With deep modulation and a shortened slapback on Time 1, flanging and even faux reverbs are achievable in highly fine-tunable variations. Of course, like all of Strymon’s compact pedals, there are secondary functions that are tweakable on the face of the unit when the bypass and tap switches are held down simultaneously. In the DIG, they are Delay 1 Subdivision, Sync/Free mode, Delay 2 Repeats, Config and filter. The Config runs in Series, which is like having one delay fed into another, Parallel, which keeps the two lines independent and Ping Pong, which is seriously three dimensional in stereo. The filter can roll off the glistening sheen of digital top end for some analog-like character, or shovel out the lows to differentiate from the dry signal. Both these settings are fantastic for endless circular repeats when holding down the Tap button. It is almost like having a forgivable, easily synced looper or freeze function in live performance.

What we like: The DIG will defy any accusations of sterility from the digital delay cynic.
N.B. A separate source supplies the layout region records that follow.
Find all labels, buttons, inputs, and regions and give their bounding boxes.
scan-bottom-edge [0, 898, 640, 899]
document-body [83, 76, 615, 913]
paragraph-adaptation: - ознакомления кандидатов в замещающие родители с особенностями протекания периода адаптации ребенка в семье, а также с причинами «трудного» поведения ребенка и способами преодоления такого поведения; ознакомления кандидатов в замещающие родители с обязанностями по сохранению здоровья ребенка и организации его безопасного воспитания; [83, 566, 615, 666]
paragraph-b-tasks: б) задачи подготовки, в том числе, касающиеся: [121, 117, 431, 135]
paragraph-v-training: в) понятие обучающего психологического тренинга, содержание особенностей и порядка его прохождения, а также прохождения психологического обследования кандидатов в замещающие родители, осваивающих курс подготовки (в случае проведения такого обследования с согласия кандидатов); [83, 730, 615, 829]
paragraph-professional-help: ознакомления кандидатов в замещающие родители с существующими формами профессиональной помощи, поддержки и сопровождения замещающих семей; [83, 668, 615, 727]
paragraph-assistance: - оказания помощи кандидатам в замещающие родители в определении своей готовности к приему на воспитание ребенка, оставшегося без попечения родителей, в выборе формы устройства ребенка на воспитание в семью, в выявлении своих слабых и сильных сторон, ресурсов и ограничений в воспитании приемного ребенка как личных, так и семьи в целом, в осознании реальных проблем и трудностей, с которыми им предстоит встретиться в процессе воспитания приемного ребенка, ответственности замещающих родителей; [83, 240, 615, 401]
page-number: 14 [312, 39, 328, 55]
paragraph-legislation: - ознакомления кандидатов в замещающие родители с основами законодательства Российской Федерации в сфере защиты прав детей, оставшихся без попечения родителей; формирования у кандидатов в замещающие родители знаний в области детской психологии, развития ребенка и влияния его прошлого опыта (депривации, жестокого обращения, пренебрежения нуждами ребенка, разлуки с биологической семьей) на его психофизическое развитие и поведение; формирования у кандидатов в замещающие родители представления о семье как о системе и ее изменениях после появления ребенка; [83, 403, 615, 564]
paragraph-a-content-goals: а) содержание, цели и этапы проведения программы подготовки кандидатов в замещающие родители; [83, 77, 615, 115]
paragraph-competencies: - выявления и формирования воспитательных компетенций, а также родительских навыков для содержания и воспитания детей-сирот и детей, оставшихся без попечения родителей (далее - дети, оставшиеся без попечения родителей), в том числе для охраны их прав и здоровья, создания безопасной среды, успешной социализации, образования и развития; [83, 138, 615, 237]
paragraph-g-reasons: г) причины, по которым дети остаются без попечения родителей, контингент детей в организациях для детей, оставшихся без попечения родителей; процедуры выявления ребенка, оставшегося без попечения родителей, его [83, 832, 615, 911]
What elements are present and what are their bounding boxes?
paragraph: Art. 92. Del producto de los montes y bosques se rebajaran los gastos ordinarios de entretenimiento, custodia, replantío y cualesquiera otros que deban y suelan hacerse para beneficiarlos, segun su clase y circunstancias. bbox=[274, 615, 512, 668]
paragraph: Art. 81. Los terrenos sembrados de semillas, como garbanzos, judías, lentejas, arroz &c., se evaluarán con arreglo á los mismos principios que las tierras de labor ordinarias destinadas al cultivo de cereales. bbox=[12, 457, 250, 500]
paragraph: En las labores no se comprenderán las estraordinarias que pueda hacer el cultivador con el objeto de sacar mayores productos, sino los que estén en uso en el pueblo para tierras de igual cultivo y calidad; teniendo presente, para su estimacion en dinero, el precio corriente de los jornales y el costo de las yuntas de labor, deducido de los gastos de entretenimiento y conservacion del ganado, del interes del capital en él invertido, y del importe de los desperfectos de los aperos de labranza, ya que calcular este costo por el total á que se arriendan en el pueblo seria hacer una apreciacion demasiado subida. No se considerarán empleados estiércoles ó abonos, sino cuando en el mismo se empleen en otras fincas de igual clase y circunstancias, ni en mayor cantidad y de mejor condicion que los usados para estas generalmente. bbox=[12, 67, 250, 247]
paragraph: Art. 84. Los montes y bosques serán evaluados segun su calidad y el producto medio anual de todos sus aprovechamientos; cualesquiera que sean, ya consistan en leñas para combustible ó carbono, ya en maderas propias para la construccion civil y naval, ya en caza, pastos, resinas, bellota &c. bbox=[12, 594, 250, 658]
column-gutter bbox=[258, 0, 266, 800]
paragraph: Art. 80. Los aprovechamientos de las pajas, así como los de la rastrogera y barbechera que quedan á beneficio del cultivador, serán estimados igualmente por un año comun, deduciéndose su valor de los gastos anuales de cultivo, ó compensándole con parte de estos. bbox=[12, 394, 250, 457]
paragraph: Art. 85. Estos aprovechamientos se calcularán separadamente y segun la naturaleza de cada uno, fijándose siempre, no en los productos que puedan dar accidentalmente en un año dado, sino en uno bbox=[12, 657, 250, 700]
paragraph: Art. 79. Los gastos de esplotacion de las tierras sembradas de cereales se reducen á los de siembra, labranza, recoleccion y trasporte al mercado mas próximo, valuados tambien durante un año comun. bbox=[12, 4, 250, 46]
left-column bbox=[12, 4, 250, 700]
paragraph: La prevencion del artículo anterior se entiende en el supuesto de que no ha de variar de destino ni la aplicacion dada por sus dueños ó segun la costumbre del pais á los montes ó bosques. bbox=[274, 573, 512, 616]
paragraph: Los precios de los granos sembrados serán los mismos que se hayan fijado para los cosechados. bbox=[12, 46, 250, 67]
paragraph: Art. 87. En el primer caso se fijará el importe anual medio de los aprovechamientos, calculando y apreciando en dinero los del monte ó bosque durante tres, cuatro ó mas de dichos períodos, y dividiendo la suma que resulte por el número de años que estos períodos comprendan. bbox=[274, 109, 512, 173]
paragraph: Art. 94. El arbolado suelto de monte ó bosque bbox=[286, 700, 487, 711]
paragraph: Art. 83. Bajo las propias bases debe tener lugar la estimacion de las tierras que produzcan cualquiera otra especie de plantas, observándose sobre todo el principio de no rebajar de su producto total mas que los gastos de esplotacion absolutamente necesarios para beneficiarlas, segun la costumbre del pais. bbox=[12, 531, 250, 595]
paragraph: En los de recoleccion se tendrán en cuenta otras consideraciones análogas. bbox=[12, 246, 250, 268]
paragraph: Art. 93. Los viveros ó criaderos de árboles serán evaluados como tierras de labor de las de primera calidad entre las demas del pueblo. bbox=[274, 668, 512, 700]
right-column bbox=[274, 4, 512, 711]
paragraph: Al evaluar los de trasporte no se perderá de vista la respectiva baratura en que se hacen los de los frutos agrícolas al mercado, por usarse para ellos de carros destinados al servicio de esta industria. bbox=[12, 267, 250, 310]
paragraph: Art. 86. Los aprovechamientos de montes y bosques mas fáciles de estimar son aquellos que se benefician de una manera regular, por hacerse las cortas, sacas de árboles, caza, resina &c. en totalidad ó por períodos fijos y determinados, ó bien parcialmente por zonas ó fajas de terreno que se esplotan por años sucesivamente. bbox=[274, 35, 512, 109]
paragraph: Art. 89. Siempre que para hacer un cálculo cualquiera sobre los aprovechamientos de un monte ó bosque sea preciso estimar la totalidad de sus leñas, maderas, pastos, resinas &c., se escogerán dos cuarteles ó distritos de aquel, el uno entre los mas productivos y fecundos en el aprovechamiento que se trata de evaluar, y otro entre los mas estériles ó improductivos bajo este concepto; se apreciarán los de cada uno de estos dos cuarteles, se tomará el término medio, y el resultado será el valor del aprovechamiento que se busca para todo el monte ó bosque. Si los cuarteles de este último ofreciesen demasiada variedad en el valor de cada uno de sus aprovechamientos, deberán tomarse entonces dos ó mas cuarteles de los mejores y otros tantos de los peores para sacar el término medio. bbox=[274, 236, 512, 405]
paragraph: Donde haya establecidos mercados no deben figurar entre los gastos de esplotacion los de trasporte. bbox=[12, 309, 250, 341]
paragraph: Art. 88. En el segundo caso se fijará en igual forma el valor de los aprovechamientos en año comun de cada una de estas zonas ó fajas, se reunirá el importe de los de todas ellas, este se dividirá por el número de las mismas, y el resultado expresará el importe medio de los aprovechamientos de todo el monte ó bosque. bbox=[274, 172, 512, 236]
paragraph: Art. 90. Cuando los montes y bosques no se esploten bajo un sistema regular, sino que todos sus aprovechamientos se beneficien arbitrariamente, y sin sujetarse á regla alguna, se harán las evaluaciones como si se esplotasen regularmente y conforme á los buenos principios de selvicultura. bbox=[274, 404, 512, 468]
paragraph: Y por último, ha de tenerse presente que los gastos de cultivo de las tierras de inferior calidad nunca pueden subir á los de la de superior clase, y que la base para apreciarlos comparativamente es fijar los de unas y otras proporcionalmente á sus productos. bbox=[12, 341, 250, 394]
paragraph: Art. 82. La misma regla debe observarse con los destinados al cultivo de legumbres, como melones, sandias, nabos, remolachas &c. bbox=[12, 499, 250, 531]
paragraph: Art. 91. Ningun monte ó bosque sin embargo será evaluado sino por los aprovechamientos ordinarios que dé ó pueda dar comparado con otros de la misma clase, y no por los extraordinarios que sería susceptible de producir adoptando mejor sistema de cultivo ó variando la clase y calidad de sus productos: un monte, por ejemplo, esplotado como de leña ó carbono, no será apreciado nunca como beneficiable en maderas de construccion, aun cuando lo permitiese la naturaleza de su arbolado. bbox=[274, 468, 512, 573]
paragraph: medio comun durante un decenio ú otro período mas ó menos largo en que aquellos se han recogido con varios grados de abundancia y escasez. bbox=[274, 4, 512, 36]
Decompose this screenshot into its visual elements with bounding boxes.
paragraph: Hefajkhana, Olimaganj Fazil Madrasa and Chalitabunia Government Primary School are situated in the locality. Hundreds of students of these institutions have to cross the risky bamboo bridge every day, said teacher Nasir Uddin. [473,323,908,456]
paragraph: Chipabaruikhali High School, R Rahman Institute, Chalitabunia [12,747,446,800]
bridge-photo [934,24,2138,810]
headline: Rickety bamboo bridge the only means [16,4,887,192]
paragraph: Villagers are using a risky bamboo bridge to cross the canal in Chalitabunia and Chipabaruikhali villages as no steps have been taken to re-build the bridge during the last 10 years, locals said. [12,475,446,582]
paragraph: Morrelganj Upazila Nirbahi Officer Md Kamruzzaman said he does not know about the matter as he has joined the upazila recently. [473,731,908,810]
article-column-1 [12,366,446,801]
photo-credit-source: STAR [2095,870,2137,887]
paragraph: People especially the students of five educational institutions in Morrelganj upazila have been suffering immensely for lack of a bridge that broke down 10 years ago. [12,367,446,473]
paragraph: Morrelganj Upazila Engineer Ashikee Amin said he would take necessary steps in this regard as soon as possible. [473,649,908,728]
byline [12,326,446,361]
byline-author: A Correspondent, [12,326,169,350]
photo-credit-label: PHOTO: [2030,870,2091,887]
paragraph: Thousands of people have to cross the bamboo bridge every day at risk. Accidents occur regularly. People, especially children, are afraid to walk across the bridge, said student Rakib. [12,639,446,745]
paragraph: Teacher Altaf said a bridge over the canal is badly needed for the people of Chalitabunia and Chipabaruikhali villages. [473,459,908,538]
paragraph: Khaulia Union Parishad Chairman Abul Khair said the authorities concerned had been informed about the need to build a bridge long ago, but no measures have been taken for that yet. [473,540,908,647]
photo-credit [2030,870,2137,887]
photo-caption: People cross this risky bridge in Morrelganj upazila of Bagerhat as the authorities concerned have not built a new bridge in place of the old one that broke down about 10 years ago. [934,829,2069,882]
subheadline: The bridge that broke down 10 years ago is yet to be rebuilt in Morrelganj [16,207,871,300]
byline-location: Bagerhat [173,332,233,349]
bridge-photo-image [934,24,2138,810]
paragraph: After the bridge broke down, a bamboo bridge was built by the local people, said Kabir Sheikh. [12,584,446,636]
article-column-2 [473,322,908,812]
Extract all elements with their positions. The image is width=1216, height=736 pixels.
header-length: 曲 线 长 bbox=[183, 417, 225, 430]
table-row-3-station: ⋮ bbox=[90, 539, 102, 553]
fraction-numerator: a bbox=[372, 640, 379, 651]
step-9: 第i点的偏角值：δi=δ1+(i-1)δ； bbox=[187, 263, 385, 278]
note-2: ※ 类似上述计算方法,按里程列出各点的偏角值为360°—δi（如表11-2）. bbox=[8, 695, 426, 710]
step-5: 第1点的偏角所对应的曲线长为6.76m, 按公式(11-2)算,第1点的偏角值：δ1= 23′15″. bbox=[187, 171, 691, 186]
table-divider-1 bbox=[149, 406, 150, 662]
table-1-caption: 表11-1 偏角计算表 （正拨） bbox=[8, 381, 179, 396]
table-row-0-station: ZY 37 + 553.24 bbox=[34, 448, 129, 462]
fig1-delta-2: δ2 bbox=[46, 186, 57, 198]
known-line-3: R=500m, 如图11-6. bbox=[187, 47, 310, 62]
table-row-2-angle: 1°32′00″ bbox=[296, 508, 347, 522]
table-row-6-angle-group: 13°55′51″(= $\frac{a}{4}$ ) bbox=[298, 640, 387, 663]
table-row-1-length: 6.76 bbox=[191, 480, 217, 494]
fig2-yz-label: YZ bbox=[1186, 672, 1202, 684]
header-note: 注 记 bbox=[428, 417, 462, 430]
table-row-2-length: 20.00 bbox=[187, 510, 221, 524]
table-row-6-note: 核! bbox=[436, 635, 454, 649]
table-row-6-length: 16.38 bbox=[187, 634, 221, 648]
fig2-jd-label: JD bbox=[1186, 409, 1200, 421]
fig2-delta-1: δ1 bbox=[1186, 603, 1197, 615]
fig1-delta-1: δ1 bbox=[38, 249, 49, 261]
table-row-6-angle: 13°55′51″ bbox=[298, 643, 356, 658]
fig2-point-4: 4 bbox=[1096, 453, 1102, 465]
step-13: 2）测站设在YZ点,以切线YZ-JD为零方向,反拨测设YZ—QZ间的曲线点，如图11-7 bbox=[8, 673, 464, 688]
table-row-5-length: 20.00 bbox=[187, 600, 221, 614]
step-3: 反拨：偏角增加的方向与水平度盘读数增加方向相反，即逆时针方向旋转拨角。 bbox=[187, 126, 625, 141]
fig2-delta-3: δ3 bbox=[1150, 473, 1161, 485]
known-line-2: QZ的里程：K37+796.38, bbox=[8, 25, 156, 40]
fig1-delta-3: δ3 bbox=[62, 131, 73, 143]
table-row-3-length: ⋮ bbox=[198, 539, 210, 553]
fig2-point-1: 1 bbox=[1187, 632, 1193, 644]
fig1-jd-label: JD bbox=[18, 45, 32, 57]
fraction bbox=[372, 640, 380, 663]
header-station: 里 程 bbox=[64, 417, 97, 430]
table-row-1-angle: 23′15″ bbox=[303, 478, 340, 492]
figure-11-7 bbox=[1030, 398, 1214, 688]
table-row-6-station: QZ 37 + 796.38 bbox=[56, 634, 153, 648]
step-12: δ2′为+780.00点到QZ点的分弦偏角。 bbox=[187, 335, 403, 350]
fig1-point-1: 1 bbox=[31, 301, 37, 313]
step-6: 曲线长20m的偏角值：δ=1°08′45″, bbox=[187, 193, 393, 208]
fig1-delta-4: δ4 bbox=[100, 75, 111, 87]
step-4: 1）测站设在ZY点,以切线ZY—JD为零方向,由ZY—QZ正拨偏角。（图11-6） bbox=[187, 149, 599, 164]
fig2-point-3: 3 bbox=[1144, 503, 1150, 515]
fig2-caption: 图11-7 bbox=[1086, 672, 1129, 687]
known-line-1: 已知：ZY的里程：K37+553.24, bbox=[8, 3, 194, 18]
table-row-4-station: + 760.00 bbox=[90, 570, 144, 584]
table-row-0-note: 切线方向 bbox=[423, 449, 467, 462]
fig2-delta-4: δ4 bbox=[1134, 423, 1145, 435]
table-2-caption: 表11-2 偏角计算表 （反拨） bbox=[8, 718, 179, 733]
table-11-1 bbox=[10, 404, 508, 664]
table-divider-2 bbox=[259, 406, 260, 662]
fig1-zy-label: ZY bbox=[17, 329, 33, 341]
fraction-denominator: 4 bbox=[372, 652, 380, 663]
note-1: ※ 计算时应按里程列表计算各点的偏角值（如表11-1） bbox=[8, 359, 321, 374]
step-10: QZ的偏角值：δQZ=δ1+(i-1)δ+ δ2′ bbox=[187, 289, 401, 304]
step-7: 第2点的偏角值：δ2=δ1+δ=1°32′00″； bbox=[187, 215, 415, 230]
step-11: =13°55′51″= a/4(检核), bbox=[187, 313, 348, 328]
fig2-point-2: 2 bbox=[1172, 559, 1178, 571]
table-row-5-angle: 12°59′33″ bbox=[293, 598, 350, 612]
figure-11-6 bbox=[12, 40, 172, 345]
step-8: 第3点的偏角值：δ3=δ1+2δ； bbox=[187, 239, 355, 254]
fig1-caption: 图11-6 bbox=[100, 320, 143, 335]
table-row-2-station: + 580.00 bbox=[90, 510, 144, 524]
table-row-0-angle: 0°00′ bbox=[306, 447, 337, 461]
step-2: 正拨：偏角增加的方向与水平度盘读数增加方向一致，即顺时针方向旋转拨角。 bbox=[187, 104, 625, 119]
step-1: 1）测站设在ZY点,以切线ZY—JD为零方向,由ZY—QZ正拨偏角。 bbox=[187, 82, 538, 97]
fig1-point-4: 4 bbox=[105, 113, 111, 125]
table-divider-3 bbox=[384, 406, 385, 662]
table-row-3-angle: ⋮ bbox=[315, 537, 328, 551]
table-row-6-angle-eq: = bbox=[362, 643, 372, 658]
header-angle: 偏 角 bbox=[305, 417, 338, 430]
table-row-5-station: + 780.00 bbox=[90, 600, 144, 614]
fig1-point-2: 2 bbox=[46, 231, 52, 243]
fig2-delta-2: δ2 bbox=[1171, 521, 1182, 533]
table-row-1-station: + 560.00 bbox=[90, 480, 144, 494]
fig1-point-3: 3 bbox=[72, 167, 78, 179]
It is anything but clinical—big, clean, warm and beautiful are the only words to describe the DIG. It has more outlandish character than many analog units and a world of time-based tone on tap that spans from the days of DayGlo to the infinite. Immersive stereo settings, expression pedal control and robust, no-nonsense USA build quality is icing on this Pop Tart. It is also pretty in pink.

Concerns: There are those that would have wanted a numerical BPM display and a reverse delay setting, but that would break Strymon’s lovely analog function—digital sound processing freedom. Also, synth players will want to steal this pedal from guitarists. It can take a line level with ease.